L’existence même des « populismes » traduit la montée d’une polarisation idéologique forte. Les élites ont le sentiment que les peuples veulent les faire régresser. Autrement dit, le débat se situe à un niveau très profond, au niveau du processus de civilisation. Ce qui permet peut-être de comprendre pourquoi le combat est si violent.
Je crois pour ma part que nous sommes en face d’un énième épisode de la « guerre civile européenne » (Neumann, Nolte) qui oppose depuis deux siècles les modernes et les anti-modernes. Mais ceci est une autre histoire.
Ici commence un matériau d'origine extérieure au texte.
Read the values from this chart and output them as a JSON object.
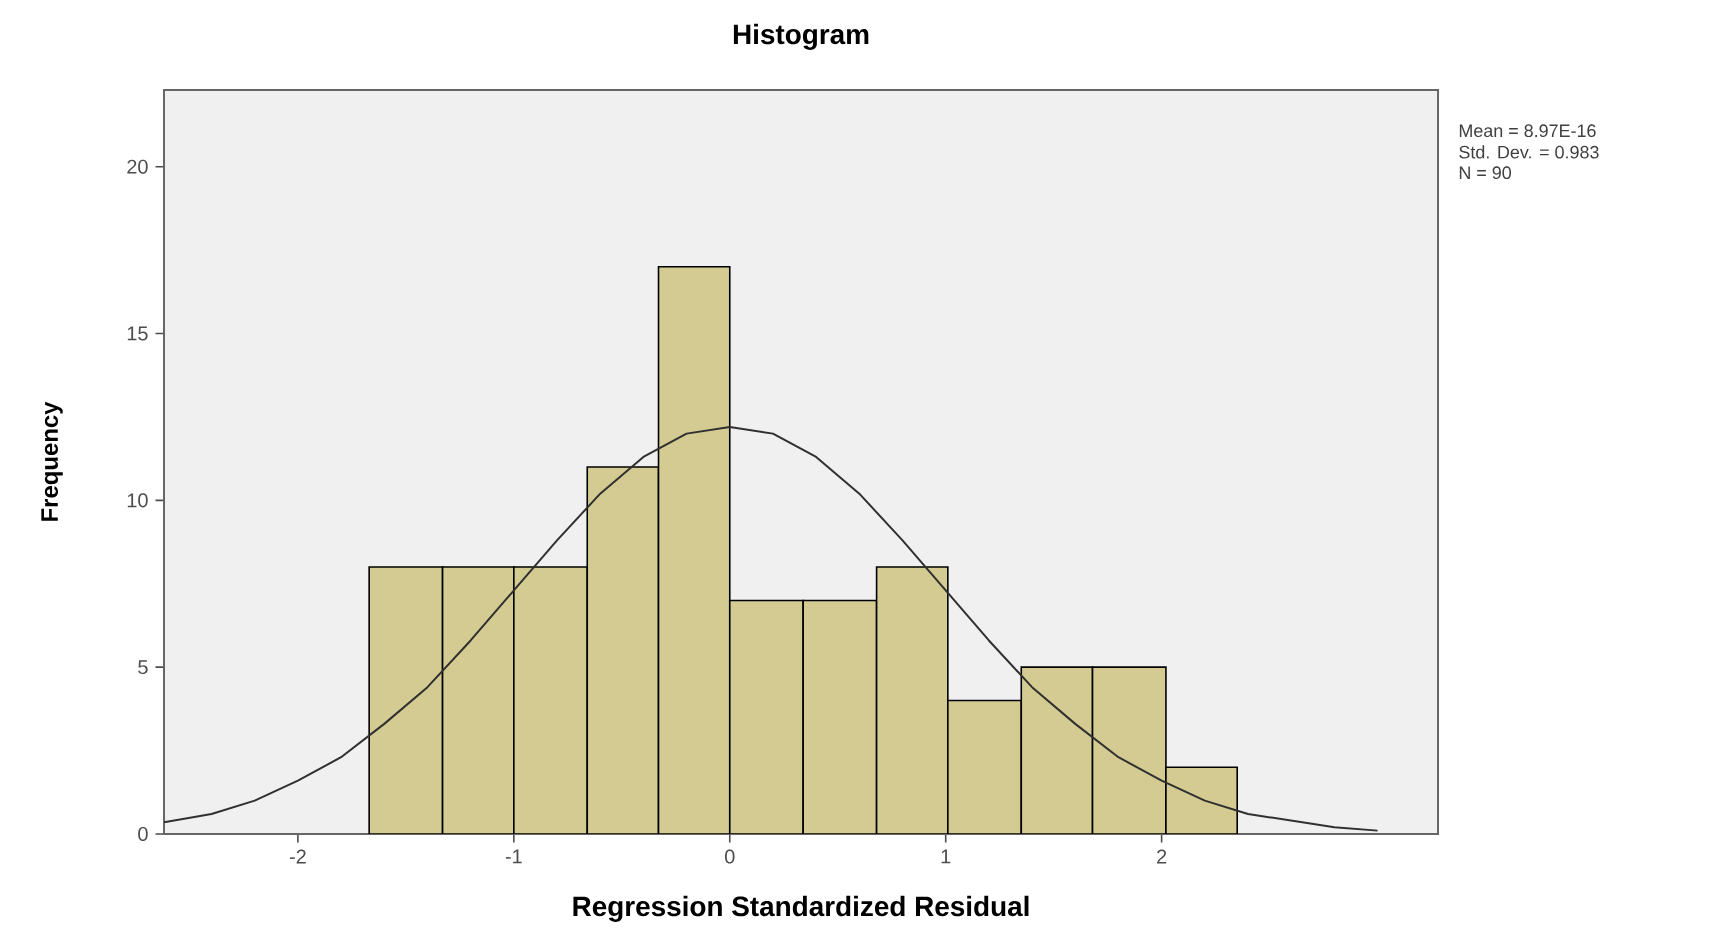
{
  "chart_data": {
    "type": "histogram",
    "title": "Histogram",
    "xlabel": "Regression Standardized Residual",
    "ylabel": "Frequency",
    "bins": [
      -1.67,
      -1.33,
      -1.0,
      -0.66,
      -0.33,
      0.0,
      0.34,
      0.68,
      1.01,
      1.35,
      1.68,
      2.02,
      2.35
    ],
    "values": [
      8,
      8,
      8,
      11,
      17,
      7,
      7,
      8,
      4,
      5,
      5,
      2
    ],
    "color": "#d3cb91",
    "series": [
      {
        "type": "line",
        "color": "#303030",
        "x": [
          -2.62,
          -2.4,
          -2.2,
          -2.0,
          -1.8,
          -1.6,
          -1.4,
          -1.2,
          -1.0,
          -0.8,
          -0.6,
          -0.4,
          -0.2,
          0.0,
          0.2,
          0.4,
          0.6,
          0.8,
          1.0,
          1.2,
          1.4,
          1.6,
          1.8,
          2.0,
          2.2,
          2.4,
          2.6,
          2.8,
          3.0
        ],
        "values": [
          0.35,
          0.6,
          1.0,
          1.6,
          2.3,
          3.3,
          4.4,
          5.8,
          7.3,
          8.8,
          10.2,
          11.3,
          12.0,
          12.2,
          12.0,
          11.3,
          10.2,
          8.8,
          7.3,
          5.8,
          4.4,
          3.3,
          2.3,
          1.6,
          1.0,
          0.6,
          0.4,
          0.2,
          0.1
        ]
      }
    ],
    "xlim": [
      -2.62,
      3.28
    ],
    "ylim": [
      0,
      22.3
    ],
    "xticks": [
      -2,
      -1,
      0,
      1,
      2
    ],
    "yticks": [
      0,
      5,
      10,
      15,
      20
    ],
    "annotations": [
      "Mean = 8.97E-16",
      "Std. Dev. = 0.983",
      "N = 90"
    ]
  }
}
Voir Partie I : Médias et populisme : le procès réciproque (1/2)
Chantal Delsol
Communication à l’Académie des Sciences morales et politiques, le lundi 17 Septembre 2018
[1] George Mossé décrivait ainsi la brutalisation des sociétés occidentales d’entre-deux-guerres : « On avait tendance à voir la politique comme une bataille qui ne cesserait qu’avec la reddition inconditionnelle de l’ennemi » (George Mossé, De la Grande Guerre au totalitarisme, la brutalisation des sociétés européennes, Hachette 1999, p.183).